Even in the 20th century, ruled by the ever-ringing telephone, the odd man (or woman) of letters lived up to the name. In the 1980s, Carol Shields collaborated with another Canadian writer, Blanche Howard, on a shrewd and sprightly epistolary tale. Now published, at long last, in a UK edition, A Celibate Season (Fourth Estate, £6.99) features the letters of a professional couple divided when the wife takes a plum job, 3,000 miles from home.

The form appealed to Shields and Howard because, as friends, they enjoyed writing to each other so much. In the 1970s, as Howard recalls, that felt like "a somewhat Victorian diversion". No longer, of course. E-mail has hauled the private correspondence out of its cultural grave. Now novelists are rushing back to an epistolary future. Jeanette Winterson's The PowerBook, due next month, exploits e-mail conventions but makes sure that they remain the servant of imagination.

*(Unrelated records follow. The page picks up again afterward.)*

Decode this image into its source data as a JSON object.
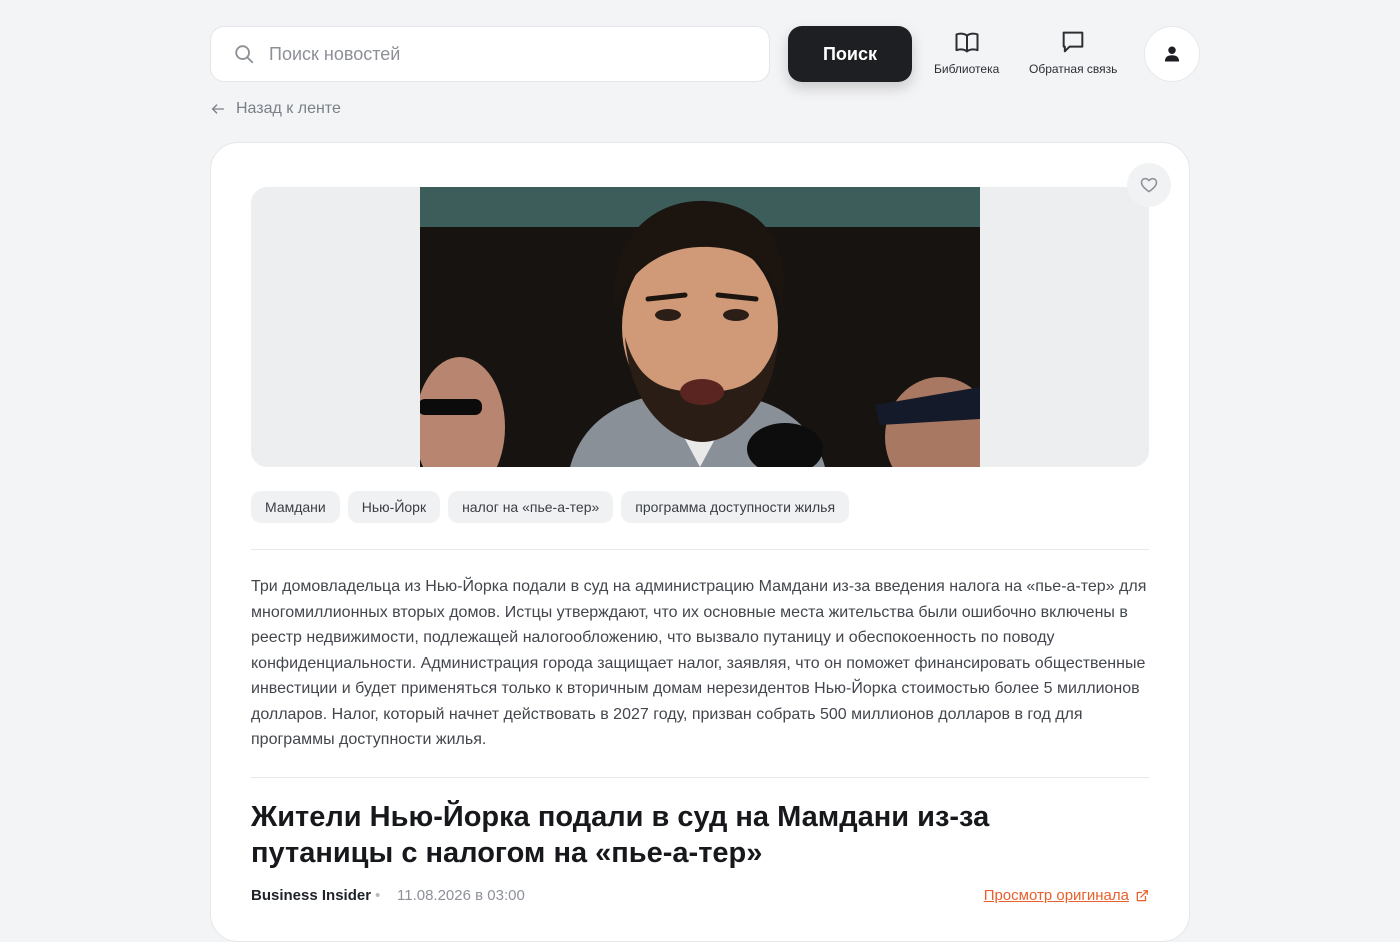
{
  "search": {
    "placeholder": "Поиск новостей",
    "button_label": "Поиск"
  },
  "nav": {
    "library_label": "Библиотека",
    "feedback_label": "Обратная связь"
  },
  "back_link": "Назад к ленте",
  "article": {
    "tags": [
      "Мамдани",
      "Нью-Йорк",
      "налог на «пье-а-тер»",
      "программа доступности жилья"
    ],
    "summary": "Три домовладельца из Нью-Йорка подали в суд на администрацию Мамдани из-за введения налога на «пье-а-тер» для многомиллионных вторых домов. Истцы утверждают, что их основные места жительства были ошибочно включены в реестр недвижимости, подлежащей налогообложению, что вызвало путаницу и обеспокоенность по поводу конфиденциальности. Администрация города защищает налог, заявляя, что он поможет финансировать общественные инвестиции и будет применяться только к вторичным домам нерезидентов Нью-Йорка стоимостью более 5 миллионов долларов. Налог, который начнет действовать в 2027 году, призван собрать 500 миллионов долларов в год для программы доступности жилья.",
    "headline": "Жители Нью-Йорка подали в суд на Мамдани из-за путаницы с налогом на «пье-а-тер»",
    "source": "Business Insider",
    "separator": "•",
    "date": "11.08.2026 в 03:00",
    "original_link": "Просмотр оригинала"
  },
  "colors": {
    "accent": "#e8602c",
    "button_dark": "#1d1f22",
    "background": "#f3f4f6"
  }
}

In a more playful vein, Matt Beaumont's novel e. (HarperCollins, £6.99) consists entirely of e-mails sent by the staff of a frantic ad agency as they try to land their trade's Holy Grail - the Coca-Cola account. Emoticons, bad jokes as attachments, porn downloads, ruinous grammar and incontinent punctuation ("!!!!!!!!!!!!!!!") - it's all here, to the max, in a guise that mixes exuberant (if predictable) satire with a gimmicky layout that palls well before page 341. Matt Beaumont deserves credit for his sharp gags, and plaudits for crossing this tape first, but I hope that e. fails to set a trend.

Even in his hysterical adland world, what really counts is not the e-mail format but the social climate that it reveals - a familiar blend of surface chumminess and utter ruthlessness beneath. Hi-tech etiquette pinpoints this universal truth of office life; it can't explore or explain it. For that, the novelist's trad tools will suffice. Yes, e. offers a few spam-free hours of digital devilry - but other writers should beware. Save, if you wish, but don't copy.